Lon Snowden’s son faces espionage charges in the U.S. after admitting to leaking classified information detailing secret NSA surveillance programs.

The Obama administration had pressured Russia to return Edward Snowden to the U.S. after he fled to Moscow airport to avoid an extradition request, but Moscow last week granted Snowden temporary asylum.

On Tuesday, Obama snubbed Putin, canceling plans to attend a bilateral summit next month ahead of the G-20 summit. 

Lon Snowden said he hoped that the dispute with Russia would not distract attention from the NSA’s spying programs.

“The fight isn't in Russia," he told Reuters. "The fight is right here. The fight is about these programs that undermine, infringe upon, violate our constitutional rights.”

He said his son faced a “moral hazard” and had no choice but to flee U.S. law enforcement after revealing what he believed were “real abuses” by intelligence agencies and the administration.

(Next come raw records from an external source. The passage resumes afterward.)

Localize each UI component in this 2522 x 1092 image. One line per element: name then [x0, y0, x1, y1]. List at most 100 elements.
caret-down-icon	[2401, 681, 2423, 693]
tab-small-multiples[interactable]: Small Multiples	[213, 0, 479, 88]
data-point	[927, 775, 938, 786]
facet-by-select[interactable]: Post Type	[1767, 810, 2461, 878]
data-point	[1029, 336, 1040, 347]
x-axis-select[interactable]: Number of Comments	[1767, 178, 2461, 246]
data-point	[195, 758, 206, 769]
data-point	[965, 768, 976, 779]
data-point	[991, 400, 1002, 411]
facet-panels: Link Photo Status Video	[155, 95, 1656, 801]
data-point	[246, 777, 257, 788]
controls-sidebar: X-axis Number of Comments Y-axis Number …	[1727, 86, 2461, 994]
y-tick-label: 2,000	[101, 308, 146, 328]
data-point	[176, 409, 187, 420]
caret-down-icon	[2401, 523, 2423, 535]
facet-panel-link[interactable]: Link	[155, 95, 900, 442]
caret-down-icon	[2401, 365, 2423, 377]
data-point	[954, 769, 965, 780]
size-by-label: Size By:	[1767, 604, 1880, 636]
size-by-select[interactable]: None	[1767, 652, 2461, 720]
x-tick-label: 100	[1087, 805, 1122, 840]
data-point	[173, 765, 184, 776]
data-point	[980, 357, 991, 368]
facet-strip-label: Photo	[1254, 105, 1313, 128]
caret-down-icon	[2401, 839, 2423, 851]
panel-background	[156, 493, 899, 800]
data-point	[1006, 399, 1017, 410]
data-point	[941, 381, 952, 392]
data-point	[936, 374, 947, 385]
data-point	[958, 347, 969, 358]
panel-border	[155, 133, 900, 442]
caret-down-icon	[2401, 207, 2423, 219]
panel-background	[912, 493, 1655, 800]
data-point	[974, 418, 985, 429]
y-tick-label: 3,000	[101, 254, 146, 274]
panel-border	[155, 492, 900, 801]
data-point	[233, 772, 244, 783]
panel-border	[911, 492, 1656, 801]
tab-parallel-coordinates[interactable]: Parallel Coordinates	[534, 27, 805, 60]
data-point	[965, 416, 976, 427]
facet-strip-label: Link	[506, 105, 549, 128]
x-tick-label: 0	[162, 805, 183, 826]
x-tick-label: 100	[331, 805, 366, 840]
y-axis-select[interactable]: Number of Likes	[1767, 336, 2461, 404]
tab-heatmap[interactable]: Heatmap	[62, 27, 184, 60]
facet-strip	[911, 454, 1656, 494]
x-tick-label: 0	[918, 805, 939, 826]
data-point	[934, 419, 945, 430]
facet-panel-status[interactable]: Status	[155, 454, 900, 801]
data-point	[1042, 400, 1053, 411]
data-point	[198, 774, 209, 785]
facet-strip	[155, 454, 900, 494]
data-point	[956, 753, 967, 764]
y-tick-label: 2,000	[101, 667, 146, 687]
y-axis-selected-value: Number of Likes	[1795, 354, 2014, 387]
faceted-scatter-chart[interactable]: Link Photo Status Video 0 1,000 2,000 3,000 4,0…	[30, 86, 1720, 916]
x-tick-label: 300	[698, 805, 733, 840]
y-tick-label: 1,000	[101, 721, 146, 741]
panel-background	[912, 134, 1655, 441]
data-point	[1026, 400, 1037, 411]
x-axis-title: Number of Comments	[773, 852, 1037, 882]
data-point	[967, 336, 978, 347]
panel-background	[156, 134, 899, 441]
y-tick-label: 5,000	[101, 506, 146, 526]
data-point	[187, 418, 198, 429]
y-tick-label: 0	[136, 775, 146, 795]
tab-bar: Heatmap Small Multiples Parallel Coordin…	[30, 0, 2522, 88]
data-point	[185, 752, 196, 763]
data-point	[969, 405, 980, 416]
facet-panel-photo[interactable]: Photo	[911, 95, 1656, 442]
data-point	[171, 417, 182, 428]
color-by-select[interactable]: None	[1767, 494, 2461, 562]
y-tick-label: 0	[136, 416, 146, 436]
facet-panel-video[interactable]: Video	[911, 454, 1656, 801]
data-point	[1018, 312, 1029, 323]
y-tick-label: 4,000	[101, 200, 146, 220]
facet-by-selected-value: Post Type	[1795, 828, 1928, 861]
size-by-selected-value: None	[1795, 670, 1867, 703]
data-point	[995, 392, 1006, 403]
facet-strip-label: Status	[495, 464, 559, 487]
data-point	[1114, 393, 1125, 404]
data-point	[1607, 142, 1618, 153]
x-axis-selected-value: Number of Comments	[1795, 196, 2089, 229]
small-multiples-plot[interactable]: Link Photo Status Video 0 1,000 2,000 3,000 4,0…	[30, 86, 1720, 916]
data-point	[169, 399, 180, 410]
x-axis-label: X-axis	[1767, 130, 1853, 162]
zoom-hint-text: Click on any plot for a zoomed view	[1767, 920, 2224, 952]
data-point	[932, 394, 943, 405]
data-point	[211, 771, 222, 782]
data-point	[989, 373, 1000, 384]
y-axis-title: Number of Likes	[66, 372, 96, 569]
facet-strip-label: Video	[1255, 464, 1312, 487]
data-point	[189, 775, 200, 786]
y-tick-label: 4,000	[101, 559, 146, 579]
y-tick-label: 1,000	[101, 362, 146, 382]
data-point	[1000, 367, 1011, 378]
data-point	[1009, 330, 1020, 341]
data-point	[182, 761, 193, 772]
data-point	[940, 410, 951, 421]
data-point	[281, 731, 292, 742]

“I believe that my son revealed real abuses by the government, and I believe that we have many politicians, up to the highest levels, many politicians who are threatened and embarrassed by that,” said Snowden. 

Lon Snowden said he intended to create a nonprofit group to better educate Americans about their privacy rights. 

“I'm going to fight, and I'm going to push forward on this issue, and there's not a politician up to the president of the United States who is going to intimidate me,” he vowed.